— И что выясняют?

— Ну, жив он и здоров. Скрывается от пары злобных ребят, также летевших в этом самолете-вертолете и претендующих на содержимое дипломата.

— А падение самолета с чем связано?

— А у них драка из-за дипломата началась. Кто-то стрелять начал, попал в пилота. Вот, собственно, и все.

— А что, в пилота так просто попасть? Или у них никакой перегородки с пассажирским отсеком нет?

— Да это все детали. Надо будет — я своего крестного спрошу. Он у меня МАИ заканчивал. И вроде как даже полетать где-то успел.
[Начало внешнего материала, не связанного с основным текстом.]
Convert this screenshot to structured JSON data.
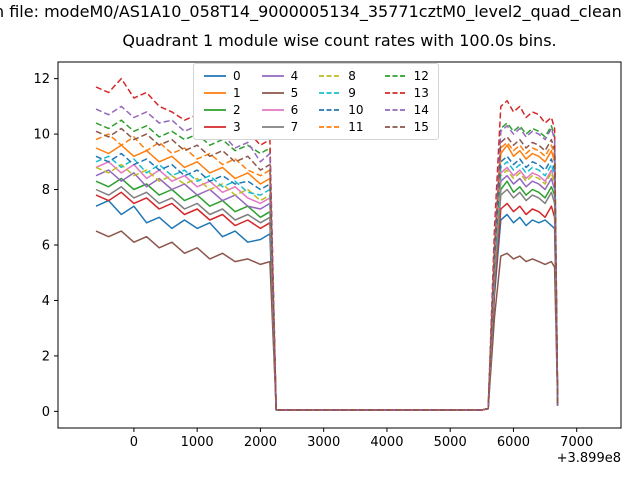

— Ой, что-то не нравится мне все это, — искренне призналась я Геннадию. — Отписать мы эту серию, конечно, отпишем, но гарантии того, что начальство ее не завернет и нам на уши не повесит, дать не могу. Да и масштаб бедствия что-то меня смущает. Как я понимаю, в результате этой авиакатастрофы есть погибшие?

— Ну да. Куда же без них. Иначе совсем не правдоподобно получается, — отозвался Геннадий.

— Да хватит тебе, Лиз, цепляться ко всякой ерунде! — подала голос Летка. — Мне лично эта идея очень нравится. На самолетах, равно как на вертолетах, я в ближайший год точно летать не собираюсь. А вы как, ребята?

— Ну, в целом симпатичная идея, — отозвалась Рита и бросила ехидный взгляд на Андрея. Боже мой, они что, опять свою пикировку затеяли? Тогда Андрей сейчас должен выступить против, или я ничего уже не понимаю в людях.

— А мне не нравится, — словно услышав мои мысли, отозвался Андрей. — Слишком уж все неубедительно выглядит. И если речь идет о целом самолете, то на месте трагедии должна работать комиссия из представителей авиакомпании, МВД, и еще хрен знает кого. Наше доморощенное агентство туда просто не пропустят. Гробить самолет ради такого слабого сюжета — это все равно, что из пушки по воробьям палить. Или гвозди микроскопом забивать.

— Стас, твое слово!

— Ну, вроде бы ничего. Да и попробовать стоит. Если с нами после такой серии ничего не произойдет, это означает, что у нас в резерве минимум три-четыре серии с масштабными трагедиями. Взорвавшийся дом. Заваленные шахтеры. Авария на производстве. Ну и так далее.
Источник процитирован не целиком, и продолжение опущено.